O avanço desenfreado da criminalidade digital e financeira na Região Metropolitana de Campinas e cidades vizinhas atingiu um patamar alarmante. Dados recentes divulgados pela Secretaria da Segurança Pública do Estado de São Paulo (SSP-SP), obtidos via Lei de Acesso à Informação, revelam um cenário preocupante: a cada seis minutos, em média, um novo boletim de ocorrência de estelionato é registrado na área de abrangência do Departamento de Polícia Judiciária de São Paulo Interior (Deinter) 2. Este índice reflete uma média diária de 208 casos apenas nos primeiros três meses de 2026, consolidando uma tendência de alta que vem sendo observada desde o período pós-pandemia.

A análise histórica dos números evidencia a velocidade com que os criminosos têm aprimorado suas táticas. Enquanto em 2022 o total de registros de estelionato somava pouco mais de 55 mil casos, o ano de 2025 encerrou com mais de 72 mil ocorrências, um salto de 29% em apenas três anos. A preocupação das autoridades de segurança e de especialistas em direito criminal se acentua ao observar que a média diária de 2026 já supera a do ano anterior. Esse fenômeno é atribuído à migração da criminalidade convencional para o ambiente virtual, onde a escala de vítimas em potencial é exponencialmente maior e a sensação de impunidade por trás de telas de computadores e smartphones encoraja os infratores.
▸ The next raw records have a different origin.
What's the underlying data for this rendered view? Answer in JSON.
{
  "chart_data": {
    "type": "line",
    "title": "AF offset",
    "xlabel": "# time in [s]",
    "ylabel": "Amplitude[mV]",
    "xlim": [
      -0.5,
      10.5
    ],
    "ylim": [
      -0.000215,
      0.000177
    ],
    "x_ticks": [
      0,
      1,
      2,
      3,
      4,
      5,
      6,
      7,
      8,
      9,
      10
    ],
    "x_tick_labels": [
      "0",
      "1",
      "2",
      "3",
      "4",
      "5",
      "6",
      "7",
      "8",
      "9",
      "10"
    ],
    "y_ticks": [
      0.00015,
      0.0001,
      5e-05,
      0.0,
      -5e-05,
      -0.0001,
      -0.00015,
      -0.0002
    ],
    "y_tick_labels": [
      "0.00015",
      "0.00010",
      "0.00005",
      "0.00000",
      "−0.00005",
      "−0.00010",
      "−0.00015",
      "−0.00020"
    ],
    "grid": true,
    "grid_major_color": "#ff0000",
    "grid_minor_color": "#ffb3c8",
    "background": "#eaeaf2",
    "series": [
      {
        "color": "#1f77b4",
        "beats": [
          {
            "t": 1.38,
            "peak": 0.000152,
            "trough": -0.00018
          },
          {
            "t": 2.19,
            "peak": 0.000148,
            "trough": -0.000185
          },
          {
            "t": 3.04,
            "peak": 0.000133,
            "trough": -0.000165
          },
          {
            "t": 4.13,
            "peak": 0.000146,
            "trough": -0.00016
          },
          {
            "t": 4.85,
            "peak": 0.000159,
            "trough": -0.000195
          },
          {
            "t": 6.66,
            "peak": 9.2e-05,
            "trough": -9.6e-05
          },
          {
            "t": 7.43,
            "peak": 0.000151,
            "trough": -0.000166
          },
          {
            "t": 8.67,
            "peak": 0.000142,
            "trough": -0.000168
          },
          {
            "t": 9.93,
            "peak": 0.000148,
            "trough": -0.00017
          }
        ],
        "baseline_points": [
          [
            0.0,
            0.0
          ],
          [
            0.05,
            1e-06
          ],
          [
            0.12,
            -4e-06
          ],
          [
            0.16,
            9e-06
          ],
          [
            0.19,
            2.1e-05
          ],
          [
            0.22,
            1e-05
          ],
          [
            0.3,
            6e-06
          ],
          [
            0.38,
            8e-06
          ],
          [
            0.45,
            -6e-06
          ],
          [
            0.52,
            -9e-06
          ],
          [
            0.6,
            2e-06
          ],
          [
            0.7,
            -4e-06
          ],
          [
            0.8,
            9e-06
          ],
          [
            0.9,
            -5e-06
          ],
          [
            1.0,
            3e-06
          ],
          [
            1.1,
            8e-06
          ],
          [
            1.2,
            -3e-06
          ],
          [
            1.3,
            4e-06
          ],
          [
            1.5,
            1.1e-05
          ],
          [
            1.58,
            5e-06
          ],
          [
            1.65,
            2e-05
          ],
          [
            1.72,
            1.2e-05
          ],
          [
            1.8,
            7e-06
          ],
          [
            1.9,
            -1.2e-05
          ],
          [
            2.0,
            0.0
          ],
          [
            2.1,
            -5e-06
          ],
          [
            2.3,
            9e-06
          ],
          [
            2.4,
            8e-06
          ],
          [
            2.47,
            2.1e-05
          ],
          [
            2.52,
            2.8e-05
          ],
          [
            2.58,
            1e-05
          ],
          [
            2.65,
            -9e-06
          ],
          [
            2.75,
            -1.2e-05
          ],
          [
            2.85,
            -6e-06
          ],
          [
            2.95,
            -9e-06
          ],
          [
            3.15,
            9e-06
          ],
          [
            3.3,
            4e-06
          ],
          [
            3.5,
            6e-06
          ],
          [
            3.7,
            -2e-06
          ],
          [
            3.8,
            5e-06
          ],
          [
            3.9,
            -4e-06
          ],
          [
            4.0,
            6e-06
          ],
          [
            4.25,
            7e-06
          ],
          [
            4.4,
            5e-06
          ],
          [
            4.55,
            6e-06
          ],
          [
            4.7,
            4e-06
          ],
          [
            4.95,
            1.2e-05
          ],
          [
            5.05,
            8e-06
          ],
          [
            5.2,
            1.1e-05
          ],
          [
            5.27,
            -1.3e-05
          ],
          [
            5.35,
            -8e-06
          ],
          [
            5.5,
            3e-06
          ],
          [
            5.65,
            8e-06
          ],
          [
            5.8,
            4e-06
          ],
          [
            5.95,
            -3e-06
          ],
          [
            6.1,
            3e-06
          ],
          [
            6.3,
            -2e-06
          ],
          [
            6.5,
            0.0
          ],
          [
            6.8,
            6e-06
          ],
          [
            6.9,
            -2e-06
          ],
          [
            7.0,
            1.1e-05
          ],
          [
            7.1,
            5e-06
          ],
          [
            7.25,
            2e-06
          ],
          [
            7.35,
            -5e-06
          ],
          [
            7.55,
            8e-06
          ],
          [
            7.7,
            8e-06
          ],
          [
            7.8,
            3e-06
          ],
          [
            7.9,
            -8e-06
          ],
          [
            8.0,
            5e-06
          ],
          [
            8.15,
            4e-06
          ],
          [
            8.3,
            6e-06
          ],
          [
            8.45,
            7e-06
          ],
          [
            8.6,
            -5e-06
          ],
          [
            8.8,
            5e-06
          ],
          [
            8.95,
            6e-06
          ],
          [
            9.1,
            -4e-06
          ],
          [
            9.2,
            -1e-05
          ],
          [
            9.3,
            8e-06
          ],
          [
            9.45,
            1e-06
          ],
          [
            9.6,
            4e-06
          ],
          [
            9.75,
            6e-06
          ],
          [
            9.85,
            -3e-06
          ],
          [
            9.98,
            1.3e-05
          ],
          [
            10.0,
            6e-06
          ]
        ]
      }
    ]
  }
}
Entre as vítimas, um grupo social específico carrega o maior fardo: os aposentados. Somente no primeiro trimestre deste ano, quase dois mil idosos foram alvos de golpes na região. A vulnerabilidade desse público decorre de uma combinação de fatores, que inclui a menor familiaridade com os mecanismos de segurança digital e a posse de renda fixa garantida, o que desperta a cobiça de estelionatários. Especialistas explicam que criminosos enxergam nos aposentados "presas fáceis", muitas vezes utilizando engenharia social para obter dados de acesso a contas bancárias ou induzi-los a contratar empréstimos consignados cujos valores são imediatamente desviados.

Relatos de vítimas ilustram o impacto devastador dessas ações, que vão desde prejuízos financeiros vultosos até o abalo psicológico. Em um dos casos registrados, um empresário identificou uma movimentação fraudulenta de R$ 30 mil após receber um cartão com um nome de um estranho atrelado à sua conta. Já em outra situação dramática, um trabalhador do setor industrial viu as economias de uma vida inteira — aproximadamente R$ 60 mil — sumirem após ser induzido a uma falsa atualização de dados por telefone. Infelizmente, a justiça nem sempre consegue acompanhar a velocidade das transações ilícitas, e muitos permanecem sem o ressarcimento dos valores perdidos, o que gera um sentimento de desproteção e injustiça.

Diante desta escalada, a Secretaria da Segurança Pública afirma ter intensificado as investigações por meio de divisões especializadas em crimes cibernéticos. O foco tem sido o desmantelamento de redes que operam falsas plataformas de investimento e perfis fakes em redes sociais. Para o cidadão brasileiro, a recomendação é de cautela máxima: nunca fornecer senhas ou códigos de verificação por telefone ou mensagens, desconfiar de ofertas muito vantajosas e, em caso de suspeita, procurar imediatamente a Polícia Civil para o registro da ocorrência. A preservação de provas, como capturas de tela e comprovantes de transferência, é fundamental para o sucesso de eventuais investigações e processos judiciais de recuperação de patrimônio.